In the 1930s a decision was made to build a reconstruction of Fort Nisqually in a new location: Point Defiance Park in Tacoma, Washington, approximately 15 miles from the original fort. The restoration was part of President Franklin Roosevelt's New Deal program, which provided jobs to a nation stricken by the Great Depression. The effort was funded and backed by the WPA and the Tacoma Businessmen's Association. Only two buildings, the granary and the factor's house, were moved from their original locations. The remainder had fallen into decay and were not relocated to Point Defiance.

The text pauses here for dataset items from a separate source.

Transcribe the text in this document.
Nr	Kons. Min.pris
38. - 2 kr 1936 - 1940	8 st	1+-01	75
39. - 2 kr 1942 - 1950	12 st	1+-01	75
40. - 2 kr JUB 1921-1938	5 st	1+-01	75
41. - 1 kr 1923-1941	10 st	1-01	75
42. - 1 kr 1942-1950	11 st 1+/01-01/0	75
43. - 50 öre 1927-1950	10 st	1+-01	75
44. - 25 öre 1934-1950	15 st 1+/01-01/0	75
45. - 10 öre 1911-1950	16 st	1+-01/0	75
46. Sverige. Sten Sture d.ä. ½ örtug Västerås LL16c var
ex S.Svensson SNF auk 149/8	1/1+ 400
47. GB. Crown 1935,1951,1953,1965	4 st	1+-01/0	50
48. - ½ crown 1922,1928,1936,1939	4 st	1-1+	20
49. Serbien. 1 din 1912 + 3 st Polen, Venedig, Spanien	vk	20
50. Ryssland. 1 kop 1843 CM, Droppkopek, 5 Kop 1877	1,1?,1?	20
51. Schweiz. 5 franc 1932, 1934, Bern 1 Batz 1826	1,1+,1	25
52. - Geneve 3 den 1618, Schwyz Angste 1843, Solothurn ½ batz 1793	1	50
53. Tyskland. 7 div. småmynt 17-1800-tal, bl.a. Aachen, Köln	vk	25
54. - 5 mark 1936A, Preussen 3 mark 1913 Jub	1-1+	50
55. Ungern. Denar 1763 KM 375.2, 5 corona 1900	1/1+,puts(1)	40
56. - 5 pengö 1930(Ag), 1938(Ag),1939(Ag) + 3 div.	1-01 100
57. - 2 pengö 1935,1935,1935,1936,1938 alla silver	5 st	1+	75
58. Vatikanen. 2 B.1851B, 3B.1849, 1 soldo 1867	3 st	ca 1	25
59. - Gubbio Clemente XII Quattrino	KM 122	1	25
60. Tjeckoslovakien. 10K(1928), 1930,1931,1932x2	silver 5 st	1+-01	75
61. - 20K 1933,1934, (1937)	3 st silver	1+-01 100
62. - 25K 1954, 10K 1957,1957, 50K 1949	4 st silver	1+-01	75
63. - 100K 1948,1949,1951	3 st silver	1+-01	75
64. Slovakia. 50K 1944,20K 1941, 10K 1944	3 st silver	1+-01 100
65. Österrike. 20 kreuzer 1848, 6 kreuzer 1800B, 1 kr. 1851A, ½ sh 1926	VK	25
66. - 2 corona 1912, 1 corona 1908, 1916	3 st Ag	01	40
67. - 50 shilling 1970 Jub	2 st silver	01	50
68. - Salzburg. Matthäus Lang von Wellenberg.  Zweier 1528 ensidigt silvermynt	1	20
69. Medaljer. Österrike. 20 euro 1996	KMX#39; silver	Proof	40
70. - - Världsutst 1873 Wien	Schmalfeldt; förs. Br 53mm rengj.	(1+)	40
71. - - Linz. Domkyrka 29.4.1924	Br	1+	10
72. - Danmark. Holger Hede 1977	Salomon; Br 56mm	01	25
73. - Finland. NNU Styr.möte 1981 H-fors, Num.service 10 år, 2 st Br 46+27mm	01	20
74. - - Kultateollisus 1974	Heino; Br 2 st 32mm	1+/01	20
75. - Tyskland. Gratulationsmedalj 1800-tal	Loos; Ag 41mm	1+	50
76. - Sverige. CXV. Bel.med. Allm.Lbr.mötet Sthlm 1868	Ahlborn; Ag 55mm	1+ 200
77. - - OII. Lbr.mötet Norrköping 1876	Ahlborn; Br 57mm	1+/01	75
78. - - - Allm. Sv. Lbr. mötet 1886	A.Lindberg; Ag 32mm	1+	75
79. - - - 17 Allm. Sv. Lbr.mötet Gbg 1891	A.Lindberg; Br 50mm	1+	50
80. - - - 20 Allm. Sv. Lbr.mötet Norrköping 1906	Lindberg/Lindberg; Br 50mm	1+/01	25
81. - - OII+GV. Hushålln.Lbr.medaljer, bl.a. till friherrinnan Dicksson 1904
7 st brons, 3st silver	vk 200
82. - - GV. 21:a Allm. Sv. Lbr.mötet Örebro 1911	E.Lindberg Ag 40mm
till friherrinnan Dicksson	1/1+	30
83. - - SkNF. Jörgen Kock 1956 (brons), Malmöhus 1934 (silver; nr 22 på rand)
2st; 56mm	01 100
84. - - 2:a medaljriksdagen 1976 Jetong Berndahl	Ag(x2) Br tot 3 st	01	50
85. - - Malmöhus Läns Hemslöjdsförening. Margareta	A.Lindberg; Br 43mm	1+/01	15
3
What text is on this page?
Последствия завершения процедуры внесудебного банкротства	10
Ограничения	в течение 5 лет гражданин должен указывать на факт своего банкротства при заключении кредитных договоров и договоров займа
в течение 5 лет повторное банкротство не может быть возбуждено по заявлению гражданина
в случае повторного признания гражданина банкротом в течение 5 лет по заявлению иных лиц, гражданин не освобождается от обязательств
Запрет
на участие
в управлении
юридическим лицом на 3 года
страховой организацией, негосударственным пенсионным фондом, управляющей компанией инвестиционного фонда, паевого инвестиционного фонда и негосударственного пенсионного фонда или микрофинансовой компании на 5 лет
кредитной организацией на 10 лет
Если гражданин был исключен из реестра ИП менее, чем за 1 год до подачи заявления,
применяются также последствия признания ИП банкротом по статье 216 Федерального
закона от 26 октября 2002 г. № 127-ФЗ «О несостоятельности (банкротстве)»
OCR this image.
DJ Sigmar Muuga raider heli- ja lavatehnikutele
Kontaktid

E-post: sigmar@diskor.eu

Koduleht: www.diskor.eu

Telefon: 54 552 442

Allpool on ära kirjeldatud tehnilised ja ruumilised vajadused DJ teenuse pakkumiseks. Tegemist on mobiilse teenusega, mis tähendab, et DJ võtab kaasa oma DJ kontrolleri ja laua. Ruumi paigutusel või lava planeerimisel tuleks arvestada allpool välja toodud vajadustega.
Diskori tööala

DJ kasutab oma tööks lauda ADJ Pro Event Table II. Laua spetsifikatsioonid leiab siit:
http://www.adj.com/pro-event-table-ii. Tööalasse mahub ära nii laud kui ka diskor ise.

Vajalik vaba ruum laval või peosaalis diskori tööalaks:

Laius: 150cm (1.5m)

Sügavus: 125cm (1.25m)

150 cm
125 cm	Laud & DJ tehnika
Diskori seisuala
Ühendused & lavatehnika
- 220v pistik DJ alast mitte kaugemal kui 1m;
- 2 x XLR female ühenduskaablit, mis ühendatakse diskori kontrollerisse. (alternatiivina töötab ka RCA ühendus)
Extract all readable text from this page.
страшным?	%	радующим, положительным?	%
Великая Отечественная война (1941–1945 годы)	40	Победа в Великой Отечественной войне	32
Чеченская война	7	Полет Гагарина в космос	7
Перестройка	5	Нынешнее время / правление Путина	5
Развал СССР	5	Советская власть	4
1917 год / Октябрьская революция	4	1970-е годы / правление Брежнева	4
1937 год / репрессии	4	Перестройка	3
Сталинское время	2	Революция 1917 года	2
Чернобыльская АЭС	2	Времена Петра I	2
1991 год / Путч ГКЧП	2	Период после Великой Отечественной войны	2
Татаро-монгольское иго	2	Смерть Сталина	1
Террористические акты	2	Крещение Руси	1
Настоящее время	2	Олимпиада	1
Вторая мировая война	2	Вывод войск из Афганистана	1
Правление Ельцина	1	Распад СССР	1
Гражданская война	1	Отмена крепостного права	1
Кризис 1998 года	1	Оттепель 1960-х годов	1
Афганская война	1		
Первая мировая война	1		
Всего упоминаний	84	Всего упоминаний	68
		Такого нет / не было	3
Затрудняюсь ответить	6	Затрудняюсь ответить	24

The Fort Nisqually Granary was declared a National Historic Landmark in 1970.

==Modern use==
Today, the restored Fort Nisqually is a living history museum run by employees and volunteers. Two of the original buildings – the Factor's House and the Granary – remain. In addition, there is a trade store, working blacksmith shop, laborers' dwelling house, laundry, root cellar, demonstration kitchen, and kitchen garden. Fort Nisqually has seen recent changes designed to capture its original character. These changes include, most significantly, the restoration of the Factor's House, as well as the relocation and restoration of the two 1830s era bastions. In addition, a section of the palisades wall is designed to replicate the 1847 era wall.

Archeology was conducted in 1988–89 to determine the placement, orientation and size of the northeast bastion and palisades wall. Hundreds of artifacts were discovered and catalogued and have been added to the historical record. In addition, much research has been conducted using the original journals as well as hundreds of letters of Edward Huggins. Huggins was a clerk of the HBC who arrived in 1850. Huggins, originally a Londoner, eventually became an American citizen and homesteaded the land and buildings after it was abandoned by the HBC. He lived on the land until 1906, when he died of colon cancer. The restored fort is managed by Metro Parks Tacoma.

The 1833 location is on The Home Course golf course in DuPont. The 1843 location in DuPont, where the buildings now at Point Defiance were originally located, is owned by The Archaeological Conservancy, is managed by DuPont Historical Society, and is closed to the public, except when opened as part of the Fort Nisqually celebration held each year. Logs mark the location of the original walls, but there are no buildings remaining. The only visible remnants of the original fort are a line of black locust trees, planted in the 1850s. DuPont's History Museum has information on the site plans and a collection of other items from the Hudson's Bay Company.